REVIEW: Griff the Invisible
Where do you draw the line between fantasy and reality? Can that line be the same for everyone, or can it be redefined from person to person? Those questions are addressed in the charming and quirky Griff the Invisible, opening nationwide this Friday.
Griff lives in a fantasy world, one with electronic surveillance and a red hot line phone connecting the costumed Griff with the commissioner of police. He is an athletic threat to the scum and villainy that prowl the streets of an unidentified British city. The real Griff literally blends into the scenery as shown early on by the writer/director Leon Ford. He works in a nondescript job, trying to keep to himself but becomes the butt of jokes from office bully Tim.
His only friend appears to be his older brother Tony, who has protected his brother and intimations are made that Griff has suffered in the recent past, forcing his sibling to relocate his life in order to keep an eye on him. Tony, though, has met Melody and is besotted despite her own shy and quiet ways. She lives in her own fantasy world, certain she can find the exact point where her molecular structure can line up with that of a wall allowing her to pass right through the seemingly solid barrier. While Griff has trouble interacting with the exterior world, Melody functions better but is clumsy and apt to trip over her own feet with amazing regularity.
When Griff and Melody meet, it is also the meeting of two complementary fantasy worlds, igniting a truly unique love story.
Ford says he was inspired to write the story in the mid-2000s after seeing a young boy playing in his own fantasy world. He wrote the script and honed it until he landed casting and financing. What’s impressive is the skill and pathos found in Griff by the actor Ryan Kwanten, best known as the dim bulb Jason Stackhouse on True Blood. With his dark hair and quiet demeanor, he has that familiar look that is at first hard to place. He’s well-matched by the lesser known but no less talented Maeve Dermody as the intense Melody.
The movie moves along at a nice, leisurely pace as Griff continues to be taunted at work while he continues to attempt construction an action outfit that will render him entirely invisible. Melody says she wants to be his sidekick but that freaks him out, the notion of anyone entering his world has him uneasy. She perseveres as their private worlds continue to comingle until she finally breaks things off with Griff’s brother, and she pursues Griff with Tony’s blessing.
The problem is, Griff has been out “patrolling” and the police care hunting the local stalker which is when reality and fantasy clash head-on and Griff is stunned to realize what has been happening. His attempts to go “mundane” do not go well.

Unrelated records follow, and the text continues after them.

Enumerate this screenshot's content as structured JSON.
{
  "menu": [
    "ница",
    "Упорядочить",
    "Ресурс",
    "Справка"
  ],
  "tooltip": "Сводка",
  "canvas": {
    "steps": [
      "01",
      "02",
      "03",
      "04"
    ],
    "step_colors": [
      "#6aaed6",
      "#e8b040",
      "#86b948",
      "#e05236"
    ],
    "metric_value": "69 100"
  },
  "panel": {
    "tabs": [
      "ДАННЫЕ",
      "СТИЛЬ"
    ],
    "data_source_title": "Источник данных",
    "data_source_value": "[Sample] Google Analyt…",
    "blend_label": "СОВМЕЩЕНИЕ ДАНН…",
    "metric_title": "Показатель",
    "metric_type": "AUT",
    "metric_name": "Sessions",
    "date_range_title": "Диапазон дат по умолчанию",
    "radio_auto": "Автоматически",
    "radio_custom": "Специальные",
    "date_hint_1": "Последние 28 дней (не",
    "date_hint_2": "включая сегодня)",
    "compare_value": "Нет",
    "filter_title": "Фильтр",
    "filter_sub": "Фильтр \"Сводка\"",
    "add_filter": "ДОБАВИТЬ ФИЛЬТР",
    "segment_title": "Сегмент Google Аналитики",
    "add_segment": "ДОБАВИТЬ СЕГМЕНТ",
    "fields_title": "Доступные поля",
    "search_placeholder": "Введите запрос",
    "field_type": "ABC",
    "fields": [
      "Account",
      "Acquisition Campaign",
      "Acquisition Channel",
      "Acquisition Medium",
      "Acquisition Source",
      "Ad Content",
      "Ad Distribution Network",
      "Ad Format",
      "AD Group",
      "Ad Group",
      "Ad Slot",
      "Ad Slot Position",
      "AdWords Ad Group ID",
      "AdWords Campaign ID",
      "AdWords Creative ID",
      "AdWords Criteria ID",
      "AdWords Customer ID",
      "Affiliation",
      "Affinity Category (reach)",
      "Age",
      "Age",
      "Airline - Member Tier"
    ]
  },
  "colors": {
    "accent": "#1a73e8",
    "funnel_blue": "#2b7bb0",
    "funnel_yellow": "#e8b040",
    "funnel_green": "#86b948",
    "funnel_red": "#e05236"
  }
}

As a writer, Ford does a nice job crafting his characters, giving you just enough to make them feel real without distracting you from the main focus on Griff and Melody. Having said that, Tim the bully feels the least developed, especially as he is getting away with his antics despite the boss keeping a keen eye on the staff. You definitely want to know more about the leads’ backstories after the tantalizing hints but you are left to speculate on the details on your own. The director Ford shoots the movie well but it is at first somewhat confusing because he does nothing to tip the viewer off as to which version of reality we’re being shown but once the story’s conceit is clear, it’s a lot easier to follow. The original score from Kids at Risk helps keep the entire production feeling fresh and different.
At the end, the film leaves you largely satisfied, rooting for the young lovers and hoping the city remains safe. It’s got quite a bit of charm even with its low budget look and feel and you definitely want to see what Ford can do on a larger canvass.